Dollar’s Slide Gives Rise to Calls for New Reserve
By Frank Ahrens
Washington Post Staff Writer
Wednesday, October 7, 2009
The U.S. dollar continued its six-month slide Tuesday amid a growing international chorus that wants the dollar replaced — or at least supplemented — as the world’s reserve currency, a move that would end the greenback’s six decades of global dominance.
The dollar has come under attack from abroad as the economic crisis has played out, thanks to the Federal Reserve’s decision to flood a seized-up financial system with liquidity last fall. The central bank’s moves likely staved off deflation, but the massive influx of new dollars has devalued existing ones. Foreign nations are worried that the massive U.S. national debt and rising deficits are not being addressed. And though inflation is not yet a concern in the United States, a prolonged slide in the dollar’s value could lead to higher prices for consumers.
Further, large emerging economies — such as China, Russia, Brazil and India — are tired of kow-towing to the American buck, and sense an opportunity to knock a weakened dollar off its imperial perch.
“The U.S. dollar is headed for also-ran status, and it will continue to lose its value against many other currencies and assets,” Miller Tabak equity strategist Peter Boockvar said. “The rest of the world wants the U.S. dollar to lose influence, but no one wants it to be abrupt, as it’s in no one’s interest. An evolutionary process is what is wanted.”
The question is: When will that happen?
“In the next two to three years, it is highly unlikely to see the dollar replaced,” said Eswar Prasad, an economics professor at Cornell University and a senior fellow at the Brookings Institution in Washington. “Over the next decade, though, we would expect to see other currencies play a much more significant role.”
The dollar fell to nearly its lowest point of the year against the yen and euro on Tuesday, which sent the price of gold surging to a record intraday high above $1,045 per ounce, as investors sought a hedge against inflation and foreign nations continued to stockpile the precious metal.
For the American consumer, a falling dollar means U.S. exports sell better overseas, which can lead to more jobs here. But it also means imports costs more, which means higher prices at U.S. stores.
“For the average Joe, the implications of a crisis of confidence in the dollar could end up in higher borrowing costs, lower government expenditures — so that means reduced services — and higher taxes,” Prasad said. “Most likely, some combination of all of the above.”
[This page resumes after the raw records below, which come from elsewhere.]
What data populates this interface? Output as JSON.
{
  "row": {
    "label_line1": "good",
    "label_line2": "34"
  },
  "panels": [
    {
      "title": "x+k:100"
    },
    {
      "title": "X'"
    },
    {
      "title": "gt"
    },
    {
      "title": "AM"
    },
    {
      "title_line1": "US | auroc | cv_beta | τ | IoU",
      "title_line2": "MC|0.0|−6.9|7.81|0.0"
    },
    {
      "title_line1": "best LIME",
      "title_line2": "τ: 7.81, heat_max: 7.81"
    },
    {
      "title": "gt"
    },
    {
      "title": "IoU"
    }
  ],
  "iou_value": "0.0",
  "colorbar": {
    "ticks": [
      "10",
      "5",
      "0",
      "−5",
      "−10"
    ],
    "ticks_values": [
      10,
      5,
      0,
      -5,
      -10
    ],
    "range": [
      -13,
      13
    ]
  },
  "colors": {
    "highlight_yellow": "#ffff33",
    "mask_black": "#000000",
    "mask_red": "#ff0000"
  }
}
Stocks, which typically move opposite of the dollar, staged a strong rally on Tuesday, continuing their fast Monday start. The Dow Jones industrial average and the broader Standard & Poor’s 500-stock index both gained 1.4 percent, while the tech-heavy Nasdaq surged 1.7 percent.
The U.S. dollar has been the world’s reserve currency since World War II. Central banks and financial institutions in other nations hold dollars to pay off foreign obligations, or to influence their currency’s exchange rate. Commodities, such as oil, are priced in dollars, which spreads the dollar’s influence around the world.
But the dollar’s dominance is being challenged, thanks to the crisis.
China was the first major power to attack the greenback, calling in March for the dollar to be replaced as the world’s reserve currency. China holds more U.S. debt than any other country — about $800 billion — and the further the dollar drops, the less the value of the U.S. debt owed to China.
Other nations have followed China’s criticism. In March, Kazakhstan criticized the dollar and called for the creation of a new currency it calls the “acmetal” (a coinage combining “acme” and “capital”). Last month, Iran shifted its reserve currency from the dollar to the euro, a move that is likely more political than economic and a response to harsh U.S. criticism of Iran’s nuclear moves.
But major powers have spoken against the dollar, as well. In September, Russia said it remains satisfied with the dollar as a reserve currency but said others are also needed. At an international investment summit last month, Russian Prime Minister Vladimir Putin criticized the United States — and implicitly, Federal Reserve Chairman Ben S. Bernanke, who controls the money supply — for “uncontrolled issue of dollars.”
Both China and Russia have called for a new “global supercurrency,” similar but larger in scale to the euro, that would replace the dollar.
Even the world’s big financial institutions are piling on.
“The United States would be mistaken to take for granted the dollar’s place as the world’s predominant reserve currency,” World Bank President Robert Zoellick said in a speech last week.